Crap. This isn't just about Katie. It's about the realization I had tonight that all of the friendships I have in Cokeville seem to be all initiated by me. I'm sure I'm exaggerating and being a drama queen. But right now it feels like if I ever want to spend time with anyone, I have to initiate it. Rarely does anyone just stop by my house, I go to theirs. No one calls me for company. Most of the phone calls I get are usually just when someone needs something. People are just too busy with their families.
To be fair, I'm not as outgoing as I could be. I go through spurts where I try to get out a lot, go to the library and get involved with town activities, but other times I can be holed up in my house for days at a time. If I'm being honest, I still struggle with my depression, even though my meds are regulated pretty well. It's still just hard to force myself to keep moving sometimes, to keep doing, to think less and busy myself so I don't become melancholy. But a lot of the time I just want to escape to a long nap. And that is not a great tool for relieving loneliness.
I've definitely been overly sensitive about not being included in everyday activities with Katie and the rest of the Nates. The fact is that I didn't spend every day with them before Zoe died, so I shouldn't be offended about that same pattern continuing now. I guess I just have a more accute need for their company right now.

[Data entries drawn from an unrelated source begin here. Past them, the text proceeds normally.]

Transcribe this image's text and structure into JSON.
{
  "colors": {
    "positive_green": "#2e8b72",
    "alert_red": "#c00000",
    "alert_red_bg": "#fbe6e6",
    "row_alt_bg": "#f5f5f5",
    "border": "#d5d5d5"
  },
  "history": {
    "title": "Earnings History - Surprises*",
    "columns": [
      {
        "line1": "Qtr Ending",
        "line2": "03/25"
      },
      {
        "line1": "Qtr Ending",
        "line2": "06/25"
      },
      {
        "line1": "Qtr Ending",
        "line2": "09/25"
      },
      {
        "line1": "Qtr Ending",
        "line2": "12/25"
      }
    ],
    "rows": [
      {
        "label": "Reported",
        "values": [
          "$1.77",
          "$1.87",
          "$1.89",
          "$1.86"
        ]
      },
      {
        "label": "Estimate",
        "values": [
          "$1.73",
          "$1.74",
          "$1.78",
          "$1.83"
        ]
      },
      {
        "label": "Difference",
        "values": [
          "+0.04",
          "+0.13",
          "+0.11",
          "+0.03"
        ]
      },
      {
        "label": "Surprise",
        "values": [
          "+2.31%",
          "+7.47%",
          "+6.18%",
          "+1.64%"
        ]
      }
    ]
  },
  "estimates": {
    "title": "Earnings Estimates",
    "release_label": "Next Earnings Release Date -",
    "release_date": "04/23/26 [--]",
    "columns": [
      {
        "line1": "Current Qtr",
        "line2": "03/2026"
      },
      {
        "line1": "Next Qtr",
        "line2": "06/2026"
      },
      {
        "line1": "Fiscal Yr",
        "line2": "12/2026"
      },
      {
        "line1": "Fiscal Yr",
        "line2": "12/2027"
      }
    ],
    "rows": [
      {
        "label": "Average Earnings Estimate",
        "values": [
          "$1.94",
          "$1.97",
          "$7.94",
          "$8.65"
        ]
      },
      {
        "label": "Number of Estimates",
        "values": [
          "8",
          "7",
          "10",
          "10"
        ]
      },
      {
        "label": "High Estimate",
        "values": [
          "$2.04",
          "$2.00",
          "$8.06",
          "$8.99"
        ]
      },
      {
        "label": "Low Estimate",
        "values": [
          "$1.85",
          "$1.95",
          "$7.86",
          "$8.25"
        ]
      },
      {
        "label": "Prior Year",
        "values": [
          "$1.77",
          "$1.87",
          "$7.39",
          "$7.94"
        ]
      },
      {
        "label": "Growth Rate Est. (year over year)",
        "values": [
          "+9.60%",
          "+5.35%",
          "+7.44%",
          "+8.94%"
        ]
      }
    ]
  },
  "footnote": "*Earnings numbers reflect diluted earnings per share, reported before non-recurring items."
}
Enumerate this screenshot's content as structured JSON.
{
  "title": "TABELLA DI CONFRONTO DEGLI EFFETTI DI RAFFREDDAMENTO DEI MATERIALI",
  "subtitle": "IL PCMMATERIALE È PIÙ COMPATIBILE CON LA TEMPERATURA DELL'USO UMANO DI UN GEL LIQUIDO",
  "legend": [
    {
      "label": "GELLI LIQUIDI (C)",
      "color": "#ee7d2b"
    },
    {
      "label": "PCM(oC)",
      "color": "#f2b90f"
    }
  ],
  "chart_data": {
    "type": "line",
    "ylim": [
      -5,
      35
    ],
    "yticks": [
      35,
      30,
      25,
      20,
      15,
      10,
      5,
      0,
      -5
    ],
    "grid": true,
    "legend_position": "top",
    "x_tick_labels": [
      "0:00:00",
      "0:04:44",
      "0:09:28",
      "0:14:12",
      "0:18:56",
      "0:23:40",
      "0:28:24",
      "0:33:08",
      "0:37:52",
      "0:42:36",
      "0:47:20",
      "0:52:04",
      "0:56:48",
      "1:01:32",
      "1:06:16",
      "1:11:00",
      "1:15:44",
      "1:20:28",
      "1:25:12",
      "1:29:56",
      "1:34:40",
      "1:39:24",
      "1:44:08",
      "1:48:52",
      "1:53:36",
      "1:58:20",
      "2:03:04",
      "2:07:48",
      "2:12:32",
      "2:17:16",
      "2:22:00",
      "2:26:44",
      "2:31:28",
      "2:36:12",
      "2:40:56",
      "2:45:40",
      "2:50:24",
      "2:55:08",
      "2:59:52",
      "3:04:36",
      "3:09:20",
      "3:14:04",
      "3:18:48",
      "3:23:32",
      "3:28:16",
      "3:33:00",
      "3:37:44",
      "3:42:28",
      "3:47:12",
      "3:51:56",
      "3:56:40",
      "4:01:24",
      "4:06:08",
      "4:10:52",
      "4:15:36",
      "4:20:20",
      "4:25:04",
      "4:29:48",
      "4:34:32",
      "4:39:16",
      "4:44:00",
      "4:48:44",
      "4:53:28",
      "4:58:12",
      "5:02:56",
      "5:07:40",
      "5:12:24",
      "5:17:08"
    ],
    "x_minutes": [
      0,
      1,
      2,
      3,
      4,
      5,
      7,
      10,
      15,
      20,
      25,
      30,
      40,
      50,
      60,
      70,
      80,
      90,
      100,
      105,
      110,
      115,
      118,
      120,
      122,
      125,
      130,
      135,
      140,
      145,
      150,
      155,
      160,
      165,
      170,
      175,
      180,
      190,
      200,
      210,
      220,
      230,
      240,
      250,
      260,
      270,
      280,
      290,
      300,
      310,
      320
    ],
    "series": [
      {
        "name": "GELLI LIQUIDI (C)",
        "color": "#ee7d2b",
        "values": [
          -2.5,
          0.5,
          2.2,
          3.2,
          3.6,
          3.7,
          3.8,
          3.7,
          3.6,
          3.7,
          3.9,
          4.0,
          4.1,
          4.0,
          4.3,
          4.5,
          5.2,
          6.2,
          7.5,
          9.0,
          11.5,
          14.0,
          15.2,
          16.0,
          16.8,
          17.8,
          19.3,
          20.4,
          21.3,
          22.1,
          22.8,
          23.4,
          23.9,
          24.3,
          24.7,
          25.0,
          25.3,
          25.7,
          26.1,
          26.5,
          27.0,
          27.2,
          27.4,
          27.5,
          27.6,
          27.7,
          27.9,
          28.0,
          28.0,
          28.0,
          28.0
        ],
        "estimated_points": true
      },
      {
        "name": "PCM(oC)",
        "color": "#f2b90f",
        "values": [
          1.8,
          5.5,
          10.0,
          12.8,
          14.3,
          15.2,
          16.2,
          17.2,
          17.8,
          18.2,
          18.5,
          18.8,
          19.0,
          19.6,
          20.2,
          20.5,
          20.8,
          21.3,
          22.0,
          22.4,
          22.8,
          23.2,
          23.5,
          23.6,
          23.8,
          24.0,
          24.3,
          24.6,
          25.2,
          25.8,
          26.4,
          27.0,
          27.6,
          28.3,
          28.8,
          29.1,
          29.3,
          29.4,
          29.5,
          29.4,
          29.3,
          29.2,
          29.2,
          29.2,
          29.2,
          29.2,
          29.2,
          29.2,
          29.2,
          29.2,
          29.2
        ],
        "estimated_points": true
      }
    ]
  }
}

I just want to feel like someone needs me. I want to have a friend who just stops by unannounced and stays for 2 hours. Zoe had started doing that. I want someone to call me just to chat. I want someone to bring their kids over and make sugar cookies. I want someone to say, "Let's get a babysitter and drive to Montpelier or Logan." I want to feel welcome enough to take my loud, sometimes pain-in-the-butt kids to my friend's house and not feel like they're wondering when we're gonna leave. I want someone to do crafts with. I want someone to be excited about painting furniture with me. I want a friend I can go over and sweep the kitchen floor for while she washes dishes. I wish I had a house big enough to invite my friend and her kids over for a sleepover and stay up late eating junk and watching movies or playing games.
I wish I could put all of you in a genie bottle, keep it on my desk and rub on it whenever I need some company.